Em sua pesquisa e em seu próprio trabalho, a psicóloga percebeu que os profissionais brasileiros, em geral, não estavam preparados para lidar com a morte na maternidade, já que não existia uma diretriz que os guiasse nesse processo.
“Eu já tinha, enquanto psicóloga e pesquisadora, conversado com muitas mulheres que haviam passado por perdas aqui no Brasil, e eram situações muito trágicas, algumas saíam muito traumatizadas.”
Inspirada pelo protocolo canadense, ela começou a escrever o próprio guia. Entre questões culturais, como a visão de luto e assistência, até questões estruturais, como a construção das maternidades, o guia aborda as boas práticas que os profissionais da saúde podem seguir em situações de morte perinatal.
As principais questões abordadas por Heloisa são o acolhimento psicológico da mãe e da família, a capacitação dos profissionais, a criação de memórias da criança e a mudança de estrutura dos hospitais.
“A primeira parte que abordo é uma mudança cultural de protocolos. Precisamos mudar a forma que a gente enxerga o luto. Os profissionais, por exemplo, enxergam que pegar um bebê morto no colo é traumático, que tirar fotos é mórbido. O protocolo vem para dizer que não, que não há nada de mórbido nisso, que o mórbido está na cabeça de quem não passou pelo luto”, conta.
Vários pais se arrependem, por exemplo, de não terem tirado fotos da criança. Um hospital que está preparado para essa situação saberá que essa é uma das partes importantes do luto – a criação de memórias, mesmo que distantes, que preservem a história do bebê. Fotos, mechas de cabelo, carimbo dos pés – todos podem ser eternizados pela equipe.
Ela também menciona a problemática acerca das questões estruturais dos hospitais. Na maioria das maternidades, não existe uma divisão ou ala exclusiva para mães que perderam os filhos no parto. A existência de espaços privativos pode trazer mais conforto no momento da perda – as alas separadas podem oferecer mais silêncio e privacidade para as mães.
A equipe inteira do hospital também necessita de treinamentos para evitar constrangimentos com a família e a mãe. “Dos médicos até os seguranças. Eles, por exemplo, podem perguntar de forma invasiva, como ‘ai, cadê seu bebê?’, ou ‘você já levou o bebê para mamar?’ e ouvir isso pode machucar muito a mãe.”

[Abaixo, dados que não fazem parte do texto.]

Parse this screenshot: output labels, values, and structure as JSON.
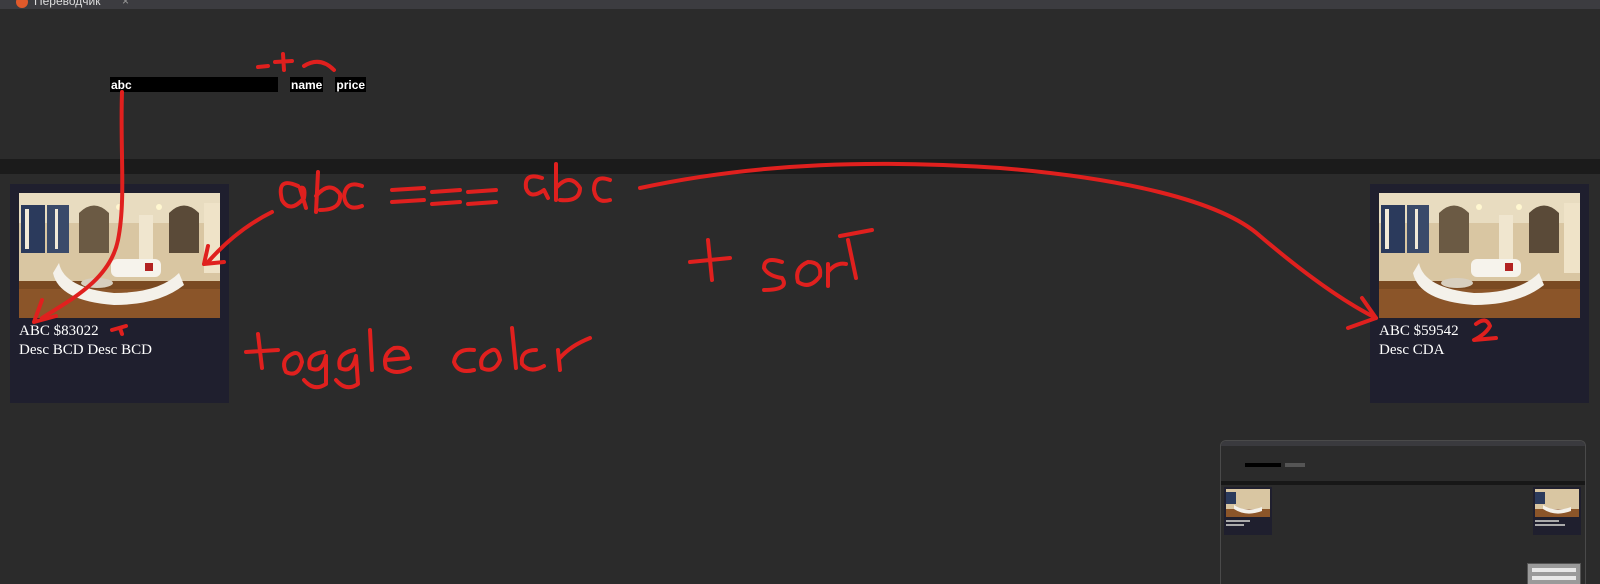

O papel dos profissionais de saúde nessa situação é, primeiramente, saber como se comunicar adequadamente. Isso envolve utilizar termos e palavras adequadas, além de fornecer explicações diferentes de acordo com a pessoa que está à sua frente, levando em consideração seu nível de informação e dificuldade de compreensão. O objetivo é saber comunicar a morte e os procedimentos de forma eficaz.
“É importante não fazer inferências sobre o que a pessoa deseja. O profissional não pode assumir que é melhor a família não ver o bebê apenas porque acha que ela está traumatizada, por exemplo. Em vez disso, o profissional deve apresentar as possibilidades, explicar os riscos e benefícios e permitir que a pessoa faça sua escolha.”

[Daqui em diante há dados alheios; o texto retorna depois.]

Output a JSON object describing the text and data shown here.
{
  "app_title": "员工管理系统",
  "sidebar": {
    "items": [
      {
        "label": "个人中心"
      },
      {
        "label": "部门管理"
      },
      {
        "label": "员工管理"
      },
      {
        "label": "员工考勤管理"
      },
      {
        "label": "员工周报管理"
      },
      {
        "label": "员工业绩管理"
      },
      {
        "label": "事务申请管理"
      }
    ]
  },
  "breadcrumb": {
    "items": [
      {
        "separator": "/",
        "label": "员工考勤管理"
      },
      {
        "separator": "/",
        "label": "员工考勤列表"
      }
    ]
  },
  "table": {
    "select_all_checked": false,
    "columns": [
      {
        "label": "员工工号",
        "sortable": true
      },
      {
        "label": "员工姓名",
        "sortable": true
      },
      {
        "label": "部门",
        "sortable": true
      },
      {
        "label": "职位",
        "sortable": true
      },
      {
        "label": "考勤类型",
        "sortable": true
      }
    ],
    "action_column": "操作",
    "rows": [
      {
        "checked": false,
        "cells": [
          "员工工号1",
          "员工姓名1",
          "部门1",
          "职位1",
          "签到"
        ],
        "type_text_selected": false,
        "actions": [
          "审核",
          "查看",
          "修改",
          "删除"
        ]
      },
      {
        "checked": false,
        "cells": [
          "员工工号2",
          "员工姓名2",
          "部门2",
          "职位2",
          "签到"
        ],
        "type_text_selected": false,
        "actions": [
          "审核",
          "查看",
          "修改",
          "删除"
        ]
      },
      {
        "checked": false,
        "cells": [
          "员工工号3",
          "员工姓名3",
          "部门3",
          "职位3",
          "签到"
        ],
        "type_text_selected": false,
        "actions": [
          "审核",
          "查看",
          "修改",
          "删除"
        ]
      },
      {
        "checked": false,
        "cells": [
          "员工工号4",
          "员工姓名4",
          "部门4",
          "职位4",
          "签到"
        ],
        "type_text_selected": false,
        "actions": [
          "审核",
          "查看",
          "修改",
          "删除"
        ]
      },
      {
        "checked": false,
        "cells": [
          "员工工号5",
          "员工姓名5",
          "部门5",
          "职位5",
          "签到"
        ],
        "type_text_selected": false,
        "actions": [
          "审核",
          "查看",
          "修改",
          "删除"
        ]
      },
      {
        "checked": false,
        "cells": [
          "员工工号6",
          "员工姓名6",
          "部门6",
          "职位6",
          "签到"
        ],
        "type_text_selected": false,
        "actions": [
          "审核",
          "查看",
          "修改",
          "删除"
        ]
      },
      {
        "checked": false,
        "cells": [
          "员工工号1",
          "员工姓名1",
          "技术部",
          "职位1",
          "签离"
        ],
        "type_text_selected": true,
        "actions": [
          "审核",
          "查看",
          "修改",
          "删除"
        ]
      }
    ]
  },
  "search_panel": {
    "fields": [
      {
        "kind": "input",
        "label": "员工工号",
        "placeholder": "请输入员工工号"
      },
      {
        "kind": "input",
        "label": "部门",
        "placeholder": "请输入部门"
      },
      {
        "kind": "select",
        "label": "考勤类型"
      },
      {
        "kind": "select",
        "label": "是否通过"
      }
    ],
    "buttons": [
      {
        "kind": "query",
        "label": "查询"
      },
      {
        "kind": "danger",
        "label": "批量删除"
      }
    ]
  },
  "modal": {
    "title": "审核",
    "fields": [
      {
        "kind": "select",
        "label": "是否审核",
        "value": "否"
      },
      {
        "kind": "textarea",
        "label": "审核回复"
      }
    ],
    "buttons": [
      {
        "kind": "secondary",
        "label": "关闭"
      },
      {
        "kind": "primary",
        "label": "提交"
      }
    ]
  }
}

Uma resposta negativa por parte da família, como não querer ver o bebê ou não querer criar memórias, não deve ser considerada definitiva para os médicos. Heloisa explica que quando se trata de luto, é necessário tempo e oportunidade para que as famílias possam compreender o que aconteceu.
“Muitas dessas famílias chegam à maternidade com a expectativa de levar o bebê para casa, não de enfrentar um enterro. Portanto, é importante oferecer tempo para que a família possa processar a situação, explicar e proporcionar suporte adequado”, finaliza.